Zapallo sacó el chasco de su toga.

—En los idus de marzo, la Muerte, agazapada detrás de la estatua de Pompeyo el Grande, asestará doce por dos igual a veinticuatro puñaladas sobre su abominable corazón.

Barbudo tomó el puñal con todo cuidado, como si se tratase de un objeto antiquísimo, de miles y miles de años, y él fuera consciente de su arcaico, remoto origen. Sin gestos violentos lo guardó entre sus ropas.

—Gracias, Zapallo. Ha prestado usted un gran servicio a César.

—¿Pero de qué habla? Si soy un traidor. Yo odio a la Tecnocracia. Soy inocente.

—Sí. Le reitero mis gracias. No se preocupe. Yo me encargaré de tomar las medidas necesarias —y se fue.

Cuando veinte minutos más tarde le hubo contado todo al Monitor, éste dijo: «Lo que más me indigna es que hayan pretendido matarme con la serpiente real egipcia, ésa que los faraones llevaban en la corona de los Dos Reinos. Ahora, y por mi orden, mis fieles construirán con oro una serpiente mecánica dieciocho veces más grande. Ella se encargará de administrar justicia».
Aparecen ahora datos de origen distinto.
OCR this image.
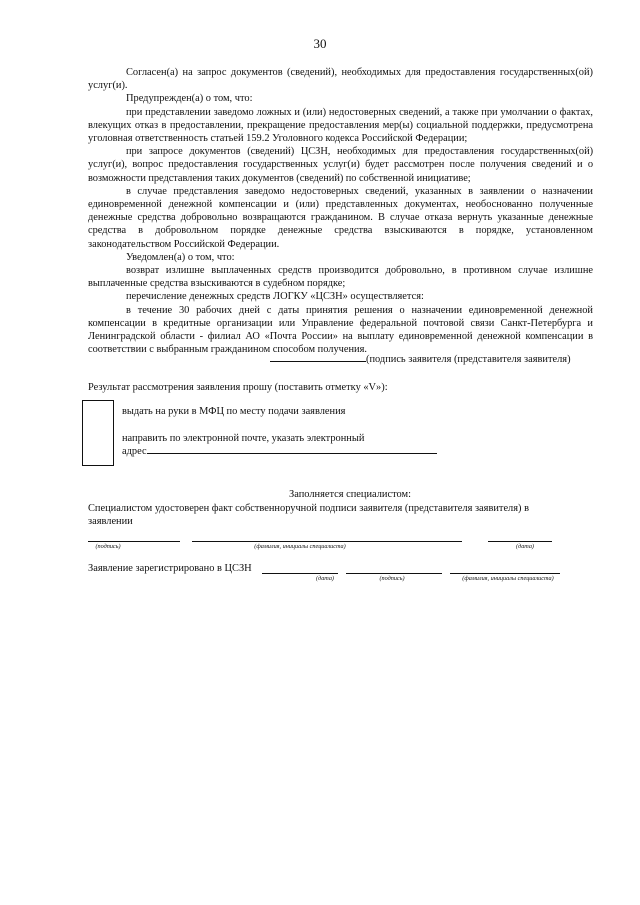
30

Согласен(а) на запрос документов (сведений), необходимых для предоставления государственных(ой) услуг(и).

Предупрежден(а) о том, что:

при представлении заведомо ложных и (или) недостоверных сведений, а также при умолчании о фактах, влекущих отказ в предоставлении, прекращение предоставления мер(ы) социальной поддержки, предусмотрена уголовная ответственность статьей 159.2 Уголовного кодекса Российской Федерации;

при запросе документов (сведений) ЦСЗН, необходимых для предоставления государственных(ой) услуг(и), вопрос предоставления государственных услуг(и) будет рассмотрен после получения сведений и о возможности представления таких документов (сведений) по собственной инициативе;

в случае представления заведомо недостоверных сведений, указанных в заявлении о назначении единовременной денежной компенсации и (или) представленных документах, необоснованно полученные денежные средства добровольно возвращаются гражданином. В случае отказа вернуть указанные денежные средства в добровольном порядке денежные средства взыскиваются в порядке, установленном законодательством Российской Федерации.

Уведомлен(а) о том, что:

возврат излишне выплаченных средств производится добровольно, в противном случае излишне выплаченные средства взыскиваются в судебном порядке;

перечисление денежных средств ЛОГКУ «ЦСЗН» осуществляется:

в течение 30 рабочих дней с даты принятия решения о назначении единовременной денежной компенсации в кредитные организации или Управление федеральной почтовой связи Санкт-Петербурга и Ленинградской области - филиал АО «Почта России» на выплату единовременной денежной компенсации в соответствии с выбранным гражданином способом получения.

(подпись заявителя (представителя заявителя)
Результат рассмотрения заявления прошу (поставить отметку «V»):
выдать на руки в МФЦ по месту подачи заявления
направить по электронной почте, указать электронный
адрес
Заполняется специалистом:
Специалистом удостоверен факт собственноручной подписи заявителя (представителя заявителя) в заявлении
(подпись)	(фамилия, инициалы специалиста)	(дата)
Заявление зарегистрировано в ЦСЗН
(дата)	(подпись)	(фамилия, инициалы специалиста)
Para desenmascarar a los traidores, pues aún no conocían el nombre de todos los conjurados, nada mejor que simular el triunfo del intento. El quince de marzo, Zapallo, munido de un doblemente falso paquete de cigarrillos gigantes, se escondió tras la estatua de Pompeyo el Grande. En realidad el envoltorio contenía una máquina de la ilusión, proporcionada por las I doble E.

A la hora justa, Monitor —tal como se había previsto por horóscopo—, se aproximó a la estatua de Pompeyo el Grande. Segundos después se oyeron rumores, imprecaciones, ruidos de forcejeo y lucha. Un impresionante chirrido —como el emitido por una esfinge que afilase su garra contra las planchas de un acorazado—, el esperado alarido y, por fin, un silencio clásico: ese terrible que producen las estatuas griegas cuando deciden no hablar nunca más.

Momentos después, el senador Casio asomó un ojo. Monitor, ensangrentado, yacía en el suelo, Zapallo, de pie, miraba estupefacto flamear en su manojos colores amarillo-rojizos de su pequeña y delgada bandera. El senador, sin prestar atención al catatónico, se acercó al cadáver y empezó a contar:

—Uno, dos, tres, cuatro, cinco, seis, siete, ocho, nueve, diez, once, doce, trece, catorce, quince, dieciséis, diecisiete, dieciocho, diecinueve, veinte, veintiuno, veintidós, veintitrés, veinticuatro puñaladas. Sí. Perfecto. Se murió pa’ siempre. Este león, ya no volverá a beber agua fresca del río ni de la cañada, ni tampoco a cazar. Por fin se ha roto su abominable corazón. Y es él, no caben dudas. Verlo ahí es difícil de creer. ¿De dónde viene este vacío? Padre: levántate; dinos qué debemos hacer. Condúcenos otra vez hacia la victoria. Padre: quédate y no vuelvas más.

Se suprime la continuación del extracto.